Step 5: Deploy and Serve Features¶
- Mark features as production-ready: Certify features for deployment.
- Deploy Features and Enable Serving: Make features available for real-time or batch inference.
In catalogs with Approval Flow enabled, deploying features involves:
- Verifying feature compliance with default cleaning operations and feature job settings.
- Checking the status of source tables.
- Backtesting feature job settings to ensure no future training-serving inconsistencies.
- Sharing the feature definition file for review and approval.
This comprehensive process ensures governance and reduces the risk of errors in production.
Step 6: Manage the Feature Life Cycle¶
- Update Feature Job Settings and Cleaning Operations: Adjust configurations when data quality or availability changes.
- Create New Feature Versions: Produce updated versions reflecting the latest settings and mark them as default.
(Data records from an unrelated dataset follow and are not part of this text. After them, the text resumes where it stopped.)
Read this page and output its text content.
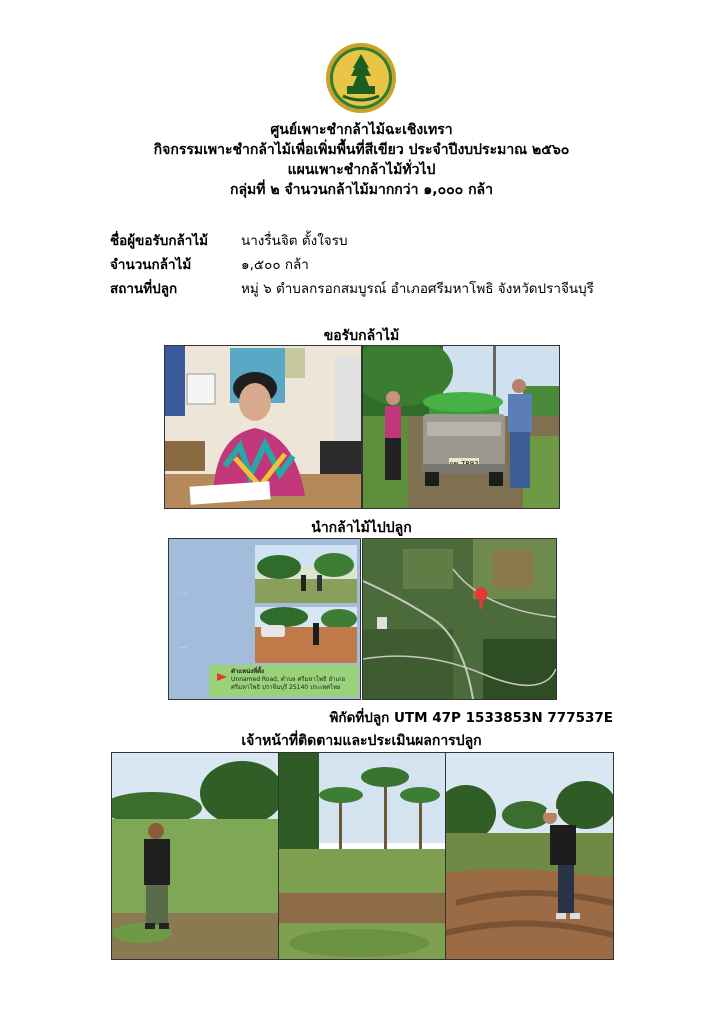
ศูนย์เพาะชำกล้าไม้ฉะเชิงเทรา
กิจกรรมเพาะชำกล้าไม้เพื่อเพิ่มพื้นที่สีเขียว ประจำปีงบประมาณ ๒๕๖๐
แผนเพาะชำกล้าไม้ทั่วไป
กลุ่มที่ ๒ จำนวนกล้าไม้มากกว่า ๑,๐๐๐ กล้า
ชื่อผู้ขอรับกล้าไม้ นางรื่นจิต ตั้งใจรบ
จำนวนกล้าไม้	๑,๕๐๐ กล้า
สถานที่ปลูก	หมู่ ๖ ตำบลกรอกสมบูรณ์ อำเภอศรีมหาโพธิ จังหวัดปราจีนบุรี
ขอรับกล้าไม้
นำกล้าไม้ไปปลูก
·····
·····
ตำแหน่งที่ตั้ง
Unnamed Road, ตำบล ศรีมหาโพธิ อำเภอ
ศรีมหาโพธิ ปราจีนบุรี 25140 ประเทศไทย
พิกัดที่ปลูก UTM 47P 1533853N 777537E
เจ้าหน้าที่ติดตามและประเมินผลการปลูก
- Monitor Feature Job Status: Regularly review feature job status to track performance and ensure smooth operations.
In catalogs with Approval Flow enabled, changes in table metadata trigger a review process. This ensures:
- New versions of features and feature lists address any data-related issues.
- New deployments use the latest, approved configurations.
- Clear documentation of all changes for compliance and reproducibility.